Is it time for banks to change their branch strategies? Yes.
Major players are already spearheading new models. Bank of America is testing new branch designs and service styles. In fact, they have launched three different types of pilot branches: express branches, financial centers, and renewed traditional branches. Many are now familiar with Washington Mutual's Occasio branches with cafes and children centers. Finally, Keycorp and Fleet are launching new employee incentive plans and training programs.
Branch innovation in some ways pre-dated the push to renew branch technology. New branch designs and service styles took hold in the late 1990s, but lost momentum. Initial efforts at new branch designs often overlooked customers' priorities in attempts to mimic retail merchandising. The vital key they missed was the people. Retail bankers all agree that, in the end, the branch is all about leveraging the face-to-face interaction. Many customers still prefer personal interactions when they are making larger financial decisions, such as taking out a mortgage or a personal loan.
Branch renewal has been building momentum for a few years, but has really taken off in the last six to twelve months. In the last year, bank after bank has announced branch renewal initiatives, including upgrading technology, adding de novo branches, and testing new branch services.
Pessimists warn that the importance of the branch is overestimated as poor markets are pushing investors toward lower risk options. The downturn in the economy certainly is one of the factors contributing to increased core banking activity. There are, however, also long-term trends underlying the revival in branch banking. For example, top executive leadership is now backing moves to institutionalize processes, employee training, and employee incentive plans to support a shift from transaction-based branch banking to customer-centric financial advising. Moreover, banks increasingly recognize that the branch can be an especially effective tool for attracting and retaining customers, and improving cross-selling ratios.

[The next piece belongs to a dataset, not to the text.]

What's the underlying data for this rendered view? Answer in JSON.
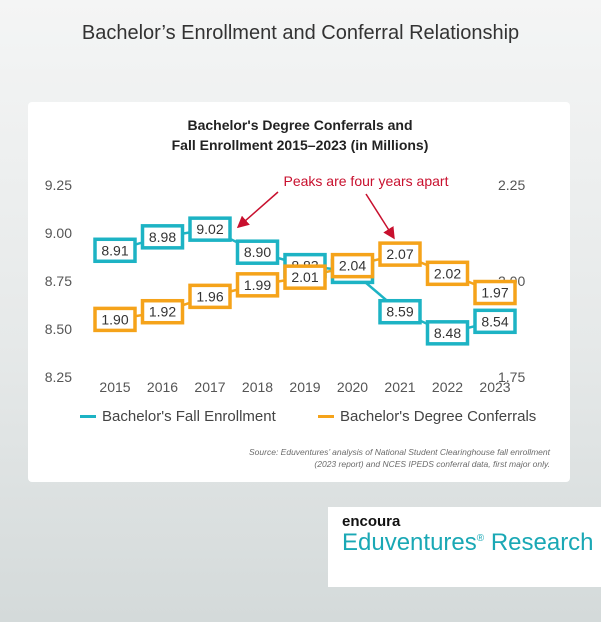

Likewise, banks are using their branches to distinguish themselves from their competition. Pressure on banks to differentiate will only increase with further market concentration and as core banking products (checking, savings, loans) become pure commodities. In addition, it is difficult to differentiate products and services through pricing alone. As a result, banks are redesigning their branches and building new branches. This will support continued investment in next-generation branch applications and enterprise technology for at least the next five years.
Most banks agree that they inevitably will integrate their disparate technology systems. Many banks view the branch and call centers as the core from which to begin their channel integration projects. In addition, Web-based enterprise platforms are gaining traction. Banks almost universally agree on the value proposition of a Web-based architecture, but most are waiting for a few large banks to successfully implement such a system before launching their own. In some cases, channel integration will underwrite investment in branch technology. More often though, spending on branch technology will prompt channel integration initiatives. Overall, even with a return to a bull market, banks will continue investing in their branches.